Johnny Bontemps, “Southside Story: Los Sures in Brooklyn“
Moving into the 21st Century, gentrification became a rising issue in Williamsburg, especially after the 2008 financial crisis. The price of housing rose significantly in early 2006, began to drop in late 2006 and early 2007, and reached disastrous lows the following year. By December 2008, the Case-Shiller home price index registered its largest price drop in its history, creating a crisis in the housing market. This was a major contributor to the 2008 recession, which brought major changes to Williamsburg and urban working class communities as a whole. I witnessed these changes with my own eyes, as I frequently visited Williamsburg at the time.

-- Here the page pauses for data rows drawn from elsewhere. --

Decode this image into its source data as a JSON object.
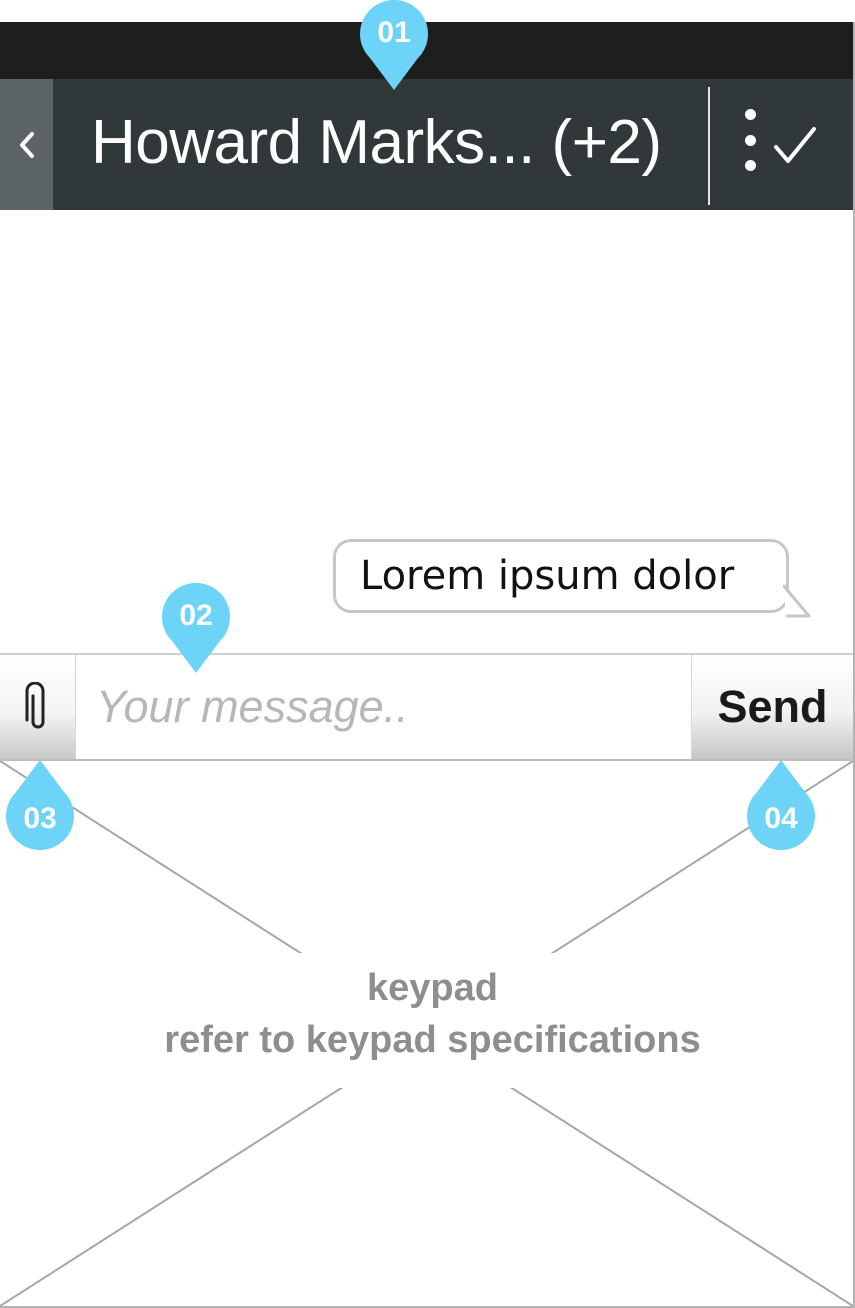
{
  "header": {
    "title": "Howard Marks... (+2)",
    "back_icon": "chevron-left-icon",
    "menu_icon": "vertical-dots-icon",
    "done_icon": "checkmark-icon"
  },
  "chat": {
    "messages": [
      {
        "text": "Lorem ipsum dolor"
      }
    ]
  },
  "composer": {
    "placeholder": "Your message..",
    "attach_icon": "paperclip-icon",
    "send_label": "Send"
  },
  "keypad": {
    "title": "keypad",
    "subtitle": "refer to keypad specifications"
  },
  "callouts": {
    "c01": "01",
    "c02": "02",
    "c03": "03",
    "c04": "04"
  },
  "colors": {
    "header_bg": "#31383a",
    "status_bar_bg": "#1e1f1d",
    "back_button_bg": "#5d6466",
    "callout_fill": "#6dd4f8",
    "keypad_text": "#8e8e8e"
  }
}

Factories that once employed Black and Puerto Rican workers began shutting down and moving abroad. Working class families were priced out of their homes and forced to move out. Many of those who remained were obligated to acquire money through illicit means, as their cost of living increased and their incomes decreased. Instead of providing good paying jobs and housing for the Puerto Rican community, former banker and mayor Michael Bloomberg responded by boosting the police presence in the area. Queue the white hipsters. Yoga studios and vegan bakeries began popping up. Art studios constructed in abandoned factories became impossible to avoid. White hipsterdom hailed this as a cultural renaissance, even though it was based on the backs of exploited Black and Brown people, especially Puerto Ricans. It’s reminiscent of the way in which Zionists hail “Israel” (occupied Palestine) as a haven for advanced culture and economic development, even though it’s based entirely on stolen land.

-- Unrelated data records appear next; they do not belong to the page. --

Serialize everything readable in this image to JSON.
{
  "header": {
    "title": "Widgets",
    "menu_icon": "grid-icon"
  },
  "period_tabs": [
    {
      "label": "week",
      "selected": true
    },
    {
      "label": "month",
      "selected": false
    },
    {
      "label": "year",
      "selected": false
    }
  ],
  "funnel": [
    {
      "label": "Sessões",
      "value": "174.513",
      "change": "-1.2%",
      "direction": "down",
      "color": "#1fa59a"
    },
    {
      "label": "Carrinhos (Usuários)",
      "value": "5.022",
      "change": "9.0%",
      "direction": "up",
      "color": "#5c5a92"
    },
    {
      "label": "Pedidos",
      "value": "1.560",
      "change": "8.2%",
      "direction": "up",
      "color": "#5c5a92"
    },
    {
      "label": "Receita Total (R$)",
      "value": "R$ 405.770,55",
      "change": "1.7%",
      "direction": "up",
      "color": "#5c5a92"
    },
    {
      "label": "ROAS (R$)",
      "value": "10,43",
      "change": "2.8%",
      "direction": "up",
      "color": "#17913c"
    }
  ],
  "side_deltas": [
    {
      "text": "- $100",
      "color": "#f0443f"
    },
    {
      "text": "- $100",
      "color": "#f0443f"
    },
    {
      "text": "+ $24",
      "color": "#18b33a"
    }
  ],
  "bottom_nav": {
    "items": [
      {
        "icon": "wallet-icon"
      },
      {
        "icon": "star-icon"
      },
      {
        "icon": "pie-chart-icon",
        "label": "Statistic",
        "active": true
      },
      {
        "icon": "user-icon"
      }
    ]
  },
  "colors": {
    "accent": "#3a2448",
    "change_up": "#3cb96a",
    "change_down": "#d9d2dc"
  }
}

According to a report released by New York University’s Furman Center, Williamsburg saw a 78.7 percent jump in average rents between 1990 and 2014. Citywide, the average increase in rent during the same time period was 22.1 percent. Median rents in Williamsburg went from $857 in 2000 to $1,591 in 2014. These economic changes severely impacted the demographics of Williamsburg and New York City overall. From 1970 until about 1990, New York’s Puerto Rican population reached its peak, especially in Williamsburg. During this time period, Puerto Ricans represented close to 80 percent of New York’s Latino population and 12 percent of the city’s total population, according to New York Census data. By the 1990s and especially after the 2008 financial crisis, that figure began to drastically decrease. Today, many Puerto Ricans have been forced to move out of Williamsburg and New York City to states like Pennsylvania and Florida. A large number of Nuyoricans (Puerto Ricans from New York) have resettled in Orlando.

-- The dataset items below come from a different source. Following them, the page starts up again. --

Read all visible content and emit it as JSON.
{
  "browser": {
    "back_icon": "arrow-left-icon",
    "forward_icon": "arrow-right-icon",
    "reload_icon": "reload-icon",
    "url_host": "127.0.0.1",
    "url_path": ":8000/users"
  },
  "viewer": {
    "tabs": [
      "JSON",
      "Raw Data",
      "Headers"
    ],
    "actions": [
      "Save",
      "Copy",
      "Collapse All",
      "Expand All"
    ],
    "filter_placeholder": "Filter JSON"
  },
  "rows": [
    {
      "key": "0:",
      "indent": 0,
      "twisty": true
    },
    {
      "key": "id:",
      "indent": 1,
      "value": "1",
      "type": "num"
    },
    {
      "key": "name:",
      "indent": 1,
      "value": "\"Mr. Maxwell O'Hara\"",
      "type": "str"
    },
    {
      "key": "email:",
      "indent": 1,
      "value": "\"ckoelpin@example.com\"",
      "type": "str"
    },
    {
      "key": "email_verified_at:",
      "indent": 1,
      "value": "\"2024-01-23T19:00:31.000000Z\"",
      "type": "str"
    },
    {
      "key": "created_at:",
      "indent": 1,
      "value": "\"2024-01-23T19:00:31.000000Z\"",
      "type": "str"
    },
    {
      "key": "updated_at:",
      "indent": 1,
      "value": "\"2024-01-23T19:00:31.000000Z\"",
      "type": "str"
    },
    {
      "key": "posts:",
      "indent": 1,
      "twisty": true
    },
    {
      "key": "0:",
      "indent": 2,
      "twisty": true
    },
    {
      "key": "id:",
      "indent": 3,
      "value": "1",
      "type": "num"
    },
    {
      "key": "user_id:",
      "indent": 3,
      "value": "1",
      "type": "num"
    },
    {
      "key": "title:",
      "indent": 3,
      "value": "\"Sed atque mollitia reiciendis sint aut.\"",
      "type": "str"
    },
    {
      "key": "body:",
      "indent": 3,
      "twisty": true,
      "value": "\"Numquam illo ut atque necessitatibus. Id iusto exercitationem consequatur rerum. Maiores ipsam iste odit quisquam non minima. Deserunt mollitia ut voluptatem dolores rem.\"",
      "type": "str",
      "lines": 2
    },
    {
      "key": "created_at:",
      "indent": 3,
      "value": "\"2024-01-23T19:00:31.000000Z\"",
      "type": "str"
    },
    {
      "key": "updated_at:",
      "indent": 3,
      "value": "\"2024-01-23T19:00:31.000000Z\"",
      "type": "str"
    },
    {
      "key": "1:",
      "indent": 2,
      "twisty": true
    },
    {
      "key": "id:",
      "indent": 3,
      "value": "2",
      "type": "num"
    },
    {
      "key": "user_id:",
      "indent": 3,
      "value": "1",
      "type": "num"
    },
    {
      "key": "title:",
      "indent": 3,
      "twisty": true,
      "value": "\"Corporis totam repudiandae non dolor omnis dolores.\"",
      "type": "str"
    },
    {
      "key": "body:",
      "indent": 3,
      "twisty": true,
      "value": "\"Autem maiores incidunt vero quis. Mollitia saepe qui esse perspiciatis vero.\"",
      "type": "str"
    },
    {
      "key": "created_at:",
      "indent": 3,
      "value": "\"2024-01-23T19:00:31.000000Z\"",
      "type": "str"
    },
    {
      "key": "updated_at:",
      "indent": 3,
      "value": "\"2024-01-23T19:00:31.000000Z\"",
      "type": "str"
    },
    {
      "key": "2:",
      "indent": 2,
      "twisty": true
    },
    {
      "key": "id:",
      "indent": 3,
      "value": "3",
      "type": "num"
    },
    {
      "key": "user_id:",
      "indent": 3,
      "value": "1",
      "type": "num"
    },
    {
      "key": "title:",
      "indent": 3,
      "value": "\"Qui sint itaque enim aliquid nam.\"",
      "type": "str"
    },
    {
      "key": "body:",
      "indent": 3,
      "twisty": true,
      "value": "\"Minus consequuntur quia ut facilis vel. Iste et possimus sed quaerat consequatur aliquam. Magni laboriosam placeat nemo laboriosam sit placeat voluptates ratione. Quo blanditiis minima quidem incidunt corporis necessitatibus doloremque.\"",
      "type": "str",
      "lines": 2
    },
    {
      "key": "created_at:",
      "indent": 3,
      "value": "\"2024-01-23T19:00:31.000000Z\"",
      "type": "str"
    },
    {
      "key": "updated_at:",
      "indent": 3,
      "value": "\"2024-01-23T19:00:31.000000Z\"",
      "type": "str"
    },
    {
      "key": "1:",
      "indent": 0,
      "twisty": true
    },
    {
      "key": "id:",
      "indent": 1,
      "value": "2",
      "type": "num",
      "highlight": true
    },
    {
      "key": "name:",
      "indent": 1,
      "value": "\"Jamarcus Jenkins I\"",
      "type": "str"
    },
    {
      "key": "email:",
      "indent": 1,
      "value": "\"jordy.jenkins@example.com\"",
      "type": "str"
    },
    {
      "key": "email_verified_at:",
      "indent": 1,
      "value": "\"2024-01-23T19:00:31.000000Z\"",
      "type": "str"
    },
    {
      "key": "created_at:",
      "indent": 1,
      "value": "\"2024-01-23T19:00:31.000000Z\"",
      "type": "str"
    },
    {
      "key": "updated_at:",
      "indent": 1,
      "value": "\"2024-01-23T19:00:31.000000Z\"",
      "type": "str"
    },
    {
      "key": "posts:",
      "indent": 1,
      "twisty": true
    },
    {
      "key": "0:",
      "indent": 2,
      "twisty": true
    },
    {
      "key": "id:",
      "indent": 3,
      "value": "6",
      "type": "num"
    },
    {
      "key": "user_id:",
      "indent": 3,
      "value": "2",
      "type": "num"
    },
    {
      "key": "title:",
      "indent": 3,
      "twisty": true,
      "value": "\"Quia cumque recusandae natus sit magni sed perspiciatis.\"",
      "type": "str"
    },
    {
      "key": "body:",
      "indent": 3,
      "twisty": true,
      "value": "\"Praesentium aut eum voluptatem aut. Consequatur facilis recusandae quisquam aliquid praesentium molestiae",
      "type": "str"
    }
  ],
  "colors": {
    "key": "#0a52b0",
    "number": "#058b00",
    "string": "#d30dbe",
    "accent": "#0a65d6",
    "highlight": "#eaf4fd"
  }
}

What all of this teaches us is that you can’t begin to understand gentrification without understanding imperialism. Imperialism breeds gentrification, because both systems are predicated on the exploitation and displacement of colonized peoples under the global capitalist economic system. The case of Puerto Ricans in Williamsburg is one of the clearest examples. Puerto Ricans were forced to flee their island and move to the United States during the 20th Century because of imperialism. Now, they are forced to flee their urban communities and move to far-away states because of gentrification. Ultimately, if we want to end gentrification, we must overthrow imperialism.